I can figure out the basics to the question, that is the mean and variance of Y:
- E(Y) = 1-2p
- Var(Y) = 4p(1-p)
I don't understand parts (i) and (ii). I dont understand the question itself, that is what is X=Y1 + Y2 + Y3, and how to use it for the latter of the question.
- Why is E(X) = nE(Y) and Var(X)=nVar(Y)
Can someone please explain the logic, and working out process for i and ii.

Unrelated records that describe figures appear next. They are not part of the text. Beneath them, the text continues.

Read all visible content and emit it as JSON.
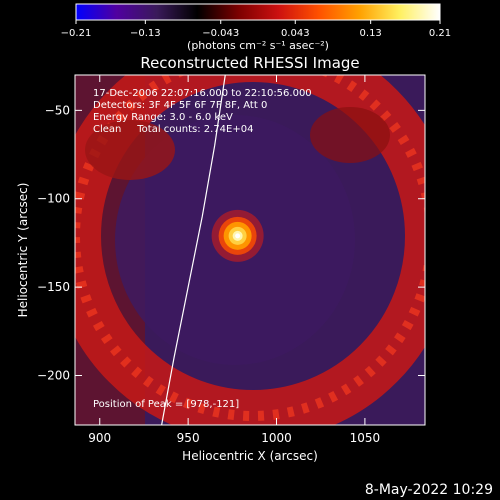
{
  "chart_data": {
    "type": "heatmap",
    "title": "Reconstructed RHESSI Image",
    "xlabel": "Heliocentric X (arcsec)",
    "ylabel": "Heliocentric Y (arcsec)",
    "xlim": [
      886,
      1084
    ],
    "ylim": [
      -228,
      -30
    ],
    "x_ticks": [
      900,
      950,
      1000,
      1050
    ],
    "y_ticks": [
      -50,
      -100,
      -150,
      -200
    ],
    "x_tick_labels": [
      "900",
      "950",
      "1000",
      "1050"
    ],
    "y_tick_labels": [
      "−50",
      "−100",
      "−150",
      "−200"
    ],
    "colorbar": {
      "range": [
        -0.21,
        0.21
      ],
      "ticks": [
        -0.21,
        -0.13,
        -0.043,
        0.043,
        0.13,
        0.21
      ],
      "tick_labels": [
        "−0.21",
        "−0.13",
        "−0.043",
        "0.043",
        "0.13",
        "0.21"
      ],
      "label": "(photons cm⁻² s⁻¹ asec⁻²)",
      "colors": [
        "#0000ff",
        "#5000a0",
        "#3a1a5a",
        "#000000",
        "#7a0000",
        "#cc1010",
        "#ff5000",
        "#ffa000",
        "#fff060",
        "#ffffff"
      ]
    },
    "annotations": [
      "17-Dec-2006 22:07:16.000 to 22:10:56.000",
      "Detectors: 3F 4F 5F 6F 7F 8F, Att 0",
      "Energy Range: 3.0 - 6.0 keV",
      "Clean     Total counts: 2.74E+04"
    ],
    "peak_label": "Position of Peak = [978,-121]",
    "peak": {
      "x": 978,
      "y": -121
    },
    "peak_color": "#ffffff",
    "limb_line": [
      [
        971,
        -30
      ],
      [
        965,
        -70
      ],
      [
        958,
        -110
      ],
      [
        950,
        -150
      ],
      [
        942,
        -190
      ],
      [
        935,
        -228
      ]
    ],
    "limb_color": "#ffffff",
    "ring_color": "#cc2020",
    "background_color": "#3a1a5a"
  },
  "footer_date": "8-May-2022 10:29"
}
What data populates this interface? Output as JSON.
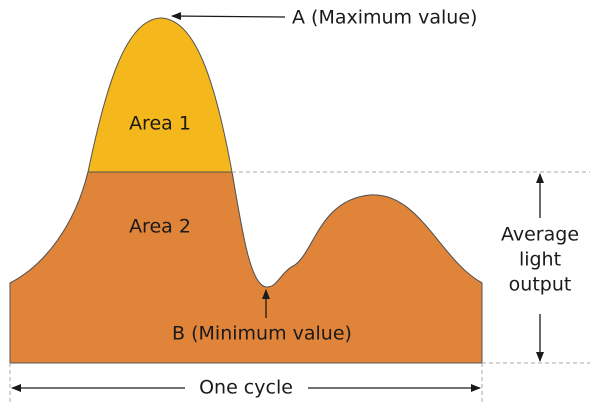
{
  "labels": {
    "maximum": "A (Maximum value)",
    "minimum": "B (Minimum value)",
    "area1": "Area 1",
    "area2": "Area 2",
    "average": [
      "Average",
      "light",
      "output"
    ],
    "cycle": "One cycle"
  }
}
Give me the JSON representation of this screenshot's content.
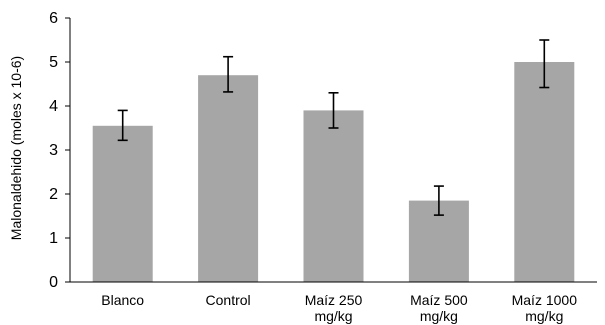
{
  "chart_data": {
    "type": "bar",
    "title": "",
    "xlabel": "",
    "ylabel": "Malonaldehido (moles x 10-6)",
    "ylim": [
      0,
      6
    ],
    "yticks": [
      0,
      1,
      2,
      3,
      4,
      5,
      6
    ],
    "grid": false,
    "categories": [
      [
        "Blanco"
      ],
      [
        "Control"
      ],
      [
        "Maíz 250",
        "mg/kg"
      ],
      [
        "Maíz 500",
        "mg/kg"
      ],
      [
        "Maíz 1000",
        "mg/kg"
      ]
    ],
    "values": [
      3.55,
      4.7,
      3.9,
      1.85,
      5.0
    ],
    "error_low": [
      3.22,
      4.32,
      3.5,
      1.52,
      4.42
    ],
    "error_high": [
      3.9,
      5.12,
      4.3,
      2.18,
      5.5
    ],
    "colors": {
      "bar": "#a6a6a6",
      "axis": "#000000",
      "error_bar": "#000000"
    }
  }
}
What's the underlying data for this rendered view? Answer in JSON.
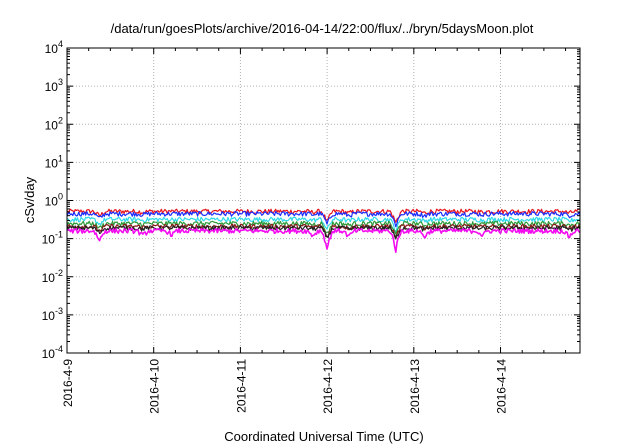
{
  "chart_data": {
    "type": "line",
    "title": "/data/run/goesPlots/archive/2016-04-14/22:00/flux/../bryn/5daysMoon.plot",
    "xlabel": "Coordinated Universal Time (UTC)",
    "ylabel": "cSv/day",
    "yscale": "log",
    "ylim": [
      0.0001,
      10000
    ],
    "xlim": [
      "2016-04-09",
      "2016-04-14 22:00"
    ],
    "grid": true,
    "legend": "none",
    "x_ticks": [
      {
        "value": "2016-04-09",
        "label": "2016-4-9"
      },
      {
        "value": "2016-04-10",
        "label": "2016-4-10"
      },
      {
        "value": "2016-04-11",
        "label": "2016-4-11"
      },
      {
        "value": "2016-04-12",
        "label": "2016-4-12"
      },
      {
        "value": "2016-04-13",
        "label": "2016-4-13"
      },
      {
        "value": "2016-04-14",
        "label": "2016-4-14"
      }
    ],
    "y_ticks": [
      {
        "value": 0.0001,
        "base": "10",
        "exp": "-4"
      },
      {
        "value": 0.001,
        "base": "10",
        "exp": "-3"
      },
      {
        "value": 0.01,
        "base": "10",
        "exp": "-2"
      },
      {
        "value": 0.1,
        "base": "10",
        "exp": "-1"
      },
      {
        "value": 1,
        "base": "10",
        "exp": "0"
      },
      {
        "value": 10,
        "base": "10",
        "exp": "1"
      },
      {
        "value": 100,
        "base": "10",
        "exp": "2"
      },
      {
        "value": 1000,
        "base": "10",
        "exp": "3"
      },
      {
        "value": 10000,
        "base": "10",
        "exp": "4"
      }
    ],
    "series": [
      {
        "color": "#e8141e",
        "level": 0.52
      },
      {
        "color": "#1a2dff",
        "level": 0.45
      },
      {
        "color": "#2fd9e8",
        "level": 0.32
      },
      {
        "color": "#2e9b3a",
        "level": 0.25
      },
      {
        "color": "#8a1a1a",
        "level": 0.21
      },
      {
        "color": "#222222",
        "level": 0.19
      },
      {
        "color": "#f40cf0",
        "level": 0.16
      }
    ],
    "dips": [
      {
        "x": "2016-04-09 09:00",
        "factor": 0.55
      },
      {
        "x": "2016-04-09 21:00",
        "factor": 0.75
      },
      {
        "x": "2016-04-10 05:00",
        "factor": 0.8
      },
      {
        "x": "2016-04-11 20:00",
        "factor": 0.75
      },
      {
        "x": "2016-04-12 00:00",
        "factor": 0.32
      },
      {
        "x": "2016-04-12 06:00",
        "factor": 0.7
      },
      {
        "x": "2016-04-12 19:00",
        "factor": 0.3
      },
      {
        "x": "2016-04-13 03:00",
        "factor": 0.7
      },
      {
        "x": "2016-04-13 19:00",
        "factor": 0.75
      },
      {
        "x": "2016-04-14 19:00",
        "factor": 0.7
      }
    ]
  }
}
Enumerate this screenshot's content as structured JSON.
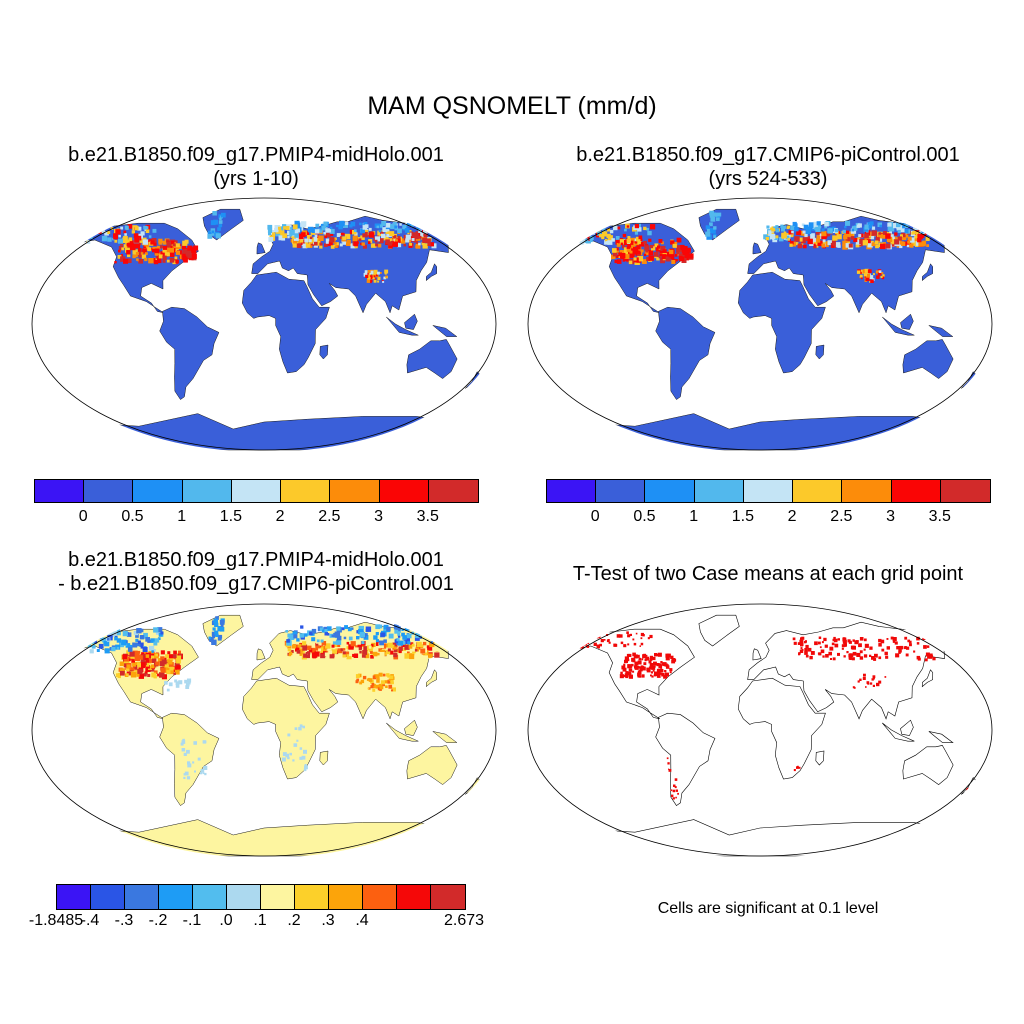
{
  "figure": {
    "title": "MAM QSNOMELT (mm/d)"
  },
  "panels": [
    {
      "title_line1": "b.e21.B1850.f09_g17.PMIP4-midHolo.001",
      "title_line2": "(yrs 1-10)",
      "map": "seasonal snowmelt field, Robinson projection"
    },
    {
      "title_line1": "b.e21.B1850.f09_g17.CMIP6-piControl.001",
      "title_line2": "(yrs 524-533)",
      "map": "seasonal snowmelt field, Robinson projection"
    },
    {
      "title_line1": "b.e21.B1850.f09_g17.PMIP4-midHolo.001",
      "title_line2": "- b.e21.B1850.f09_g17.CMIP6-piControl.001",
      "map": "difference field, Robinson projection"
    },
    {
      "title_line1": "T-Test of two Case means at each grid point",
      "note": "Cells are significant at 0.1 level",
      "map": "significance mask"
    }
  ],
  "colorbars": {
    "absolute": {
      "colors": [
        "#3b14f5",
        "#3a5fd9",
        "#1e90f5",
        "#52b8ed",
        "#c4e4f5",
        "#fcc92a",
        "#fc8c0a",
        "#fa0505",
        "#d22a2a"
      ],
      "labels": [
        "0",
        "0.5",
        "1",
        "1.5",
        "2",
        "2.5",
        "3",
        "3.5"
      ]
    },
    "difference": {
      "colors": [
        "#3b14f5",
        "#2a55e6",
        "#3a78e0",
        "#1e9cf5",
        "#52bdee",
        "#acd9ef",
        "#fdf5a0",
        "#fcd02a",
        "#fca40a",
        "#fc6010",
        "#f50808",
        "#d22a2a"
      ],
      "labels": [
        "-1.8485",
        "-.4",
        "-.3",
        "-.2",
        "-.1",
        ".0",
        ".1",
        ".2",
        ".3",
        ".4",
        "2.673"
      ]
    }
  },
  "colors": {
    "land_low": "#3a5fd9",
    "diff_base": "#fdf5a0",
    "significant": "#f00808"
  }
}
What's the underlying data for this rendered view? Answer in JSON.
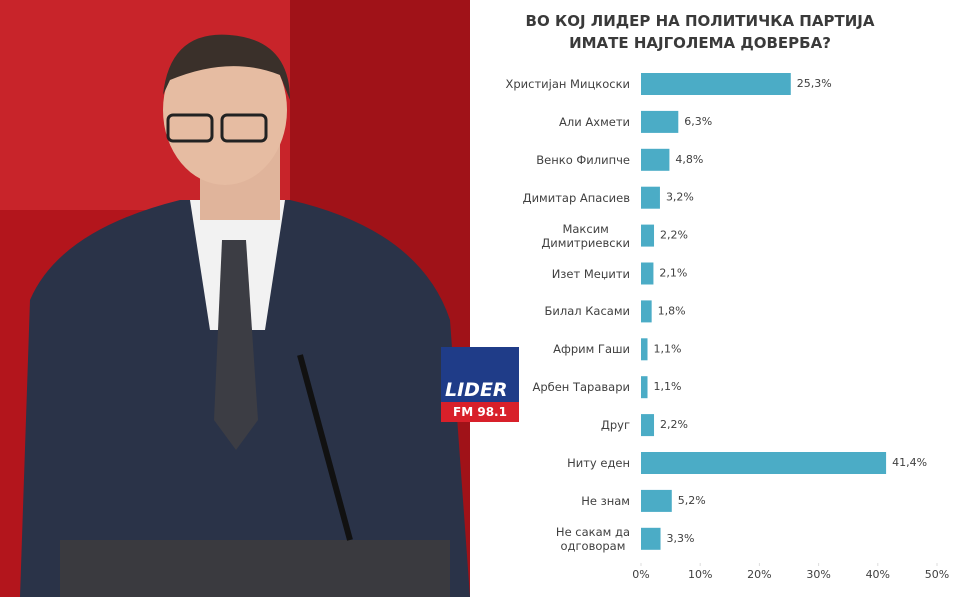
{
  "logo": {
    "name": "LIDER",
    "frequency": "FM 98.1"
  },
  "chart_data": {
    "type": "bar",
    "orientation": "horizontal",
    "title": "ВО КОЈ ЛИДЕР НА ПОЛИТИЧКА ПАРТИЈА\nИМАТЕ НАЈГОЛЕМА ДОВЕРБА?",
    "categories": [
      "Христијан Мицкоски",
      "Али Ахмети",
      "Венко Филипче",
      "Димитар Апасиев",
      "Максим\nДимитриевски",
      "Изет Меџити",
      "Билал Касами",
      "Африм Гаши",
      "Арбен Таравари",
      "Друг",
      "Ниту еден",
      "Не знам",
      "Не сакам да\nодговорам"
    ],
    "values": [
      25.3,
      6.3,
      4.8,
      3.2,
      2.2,
      2.1,
      1.8,
      1.1,
      1.1,
      2.2,
      41.4,
      5.2,
      3.3
    ],
    "value_labels": [
      "25,3%",
      "6,3%",
      "4,8%",
      "3,2%",
      "2,2%",
      "2,1%",
      "1,8%",
      "1,1%",
      "1,1%",
      "2,2%",
      "41,4%",
      "5,2%",
      "3,3%"
    ],
    "color": "#4bacc6",
    "xlim": [
      0,
      50
    ],
    "xticks": [
      {
        "value": 0,
        "label": "0%"
      },
      {
        "value": 10,
        "label": "10%"
      },
      {
        "value": 20,
        "label": "20%"
      },
      {
        "value": 30,
        "label": "30%"
      },
      {
        "value": 40,
        "label": "40%"
      },
      {
        "value": 50,
        "label": "50%"
      }
    ],
    "grid": false
  }
}
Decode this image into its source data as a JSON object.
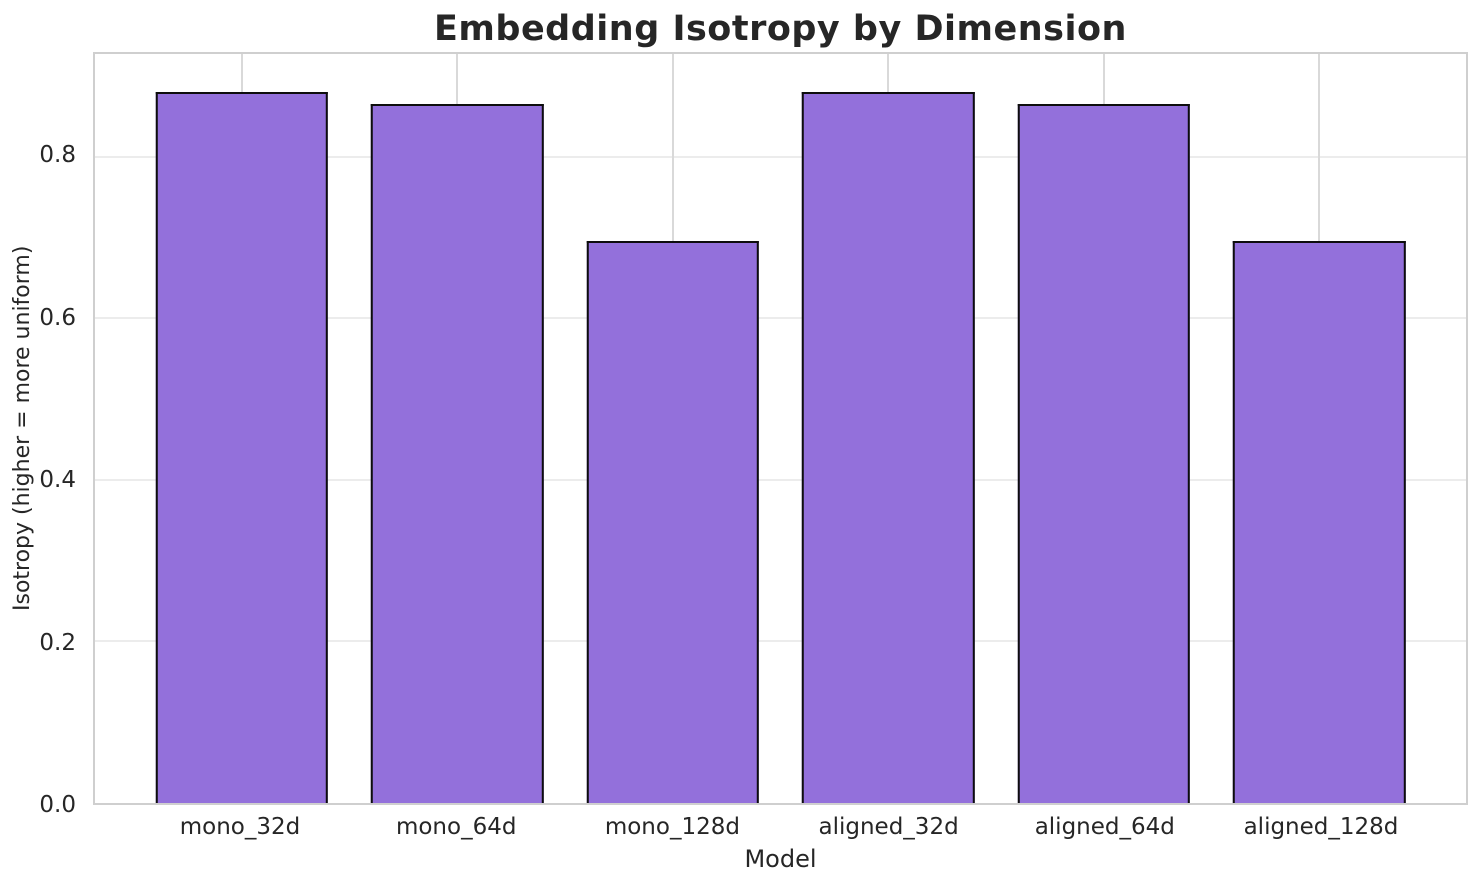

How does the textbook conclude this.
The first relationship follows from the linearity of expectation: for any random variables $Y_1, Y_2, \ldots, Y_n$, $$\mathrm{E}[Y_1 + Y_2 + \cdots + Y_n] = \mathrm{E}[Y_1] + \mathrm{E}[Y_2] + \cdots + \mathrm{E}[Y_n].$$ They need not be independent nor identically distributed.
The second relationship is true only if the variables in the sum are all mutually independent; that is to say, for each $i \ne j$, $\mathrm{E}[Y_i Y_j] = \mathrm{E}[Y_i]\mathrm{E}[Y_j].$ Then it is easy to show that $$\mathrm{Var}[X] = \mathrm{E}\left[(X - \mathrm{E}[X])^2\right] = \mathrm{E}[X^2] - \mathrm{E}[X]^2,$$ and then $$\mathrm{E}[X^2] = \mathrm{E}\left[\sum_{i=1}^n Y_i^2 + \sum_{i \ne j} Y_i Y_j\right] = \sum_{i=1}^n \mathrm{E}[Y_i^2] + \sum_{i \ne j} \mathrm{E}[Y_i Y_j],$$ by the linearity of expectation. We also have $$\mathrm{E}[X]^2 = \biggl( \sum_{i=1}^n \mathrm{E}[Y_i] \biggr)^2 = \sum_{i=1}^n \mathrm{E}[Y_i]^2 + \sum_{i \ne j} \mathrm{E}[Y_i]\mathrm{E}[Y_j].$$ But if $Y_1, Y_2, \ldots, Y_n$ are independent, then the second term in each of the above expressions are equal to each other, so their difference is $$\mathrm{E}[X^2] - \mathrm{E}[X]^2 \underset{\mathrm{ind}}{=} \sum_{i=1}^n \mathrm{E}[Y_i^2] - \mathrm{E}[Y_i]^2 = \sum_{i=1}^n \mathrm{Var}[Y_i].$$ Then if $Y_1, Y_2, \ldots, Y_n$ are also identically distributed, then they each have a common variance, so $\mathrm{Var}[X] = n \mathrm{Var}[Y_1]$ as claimed.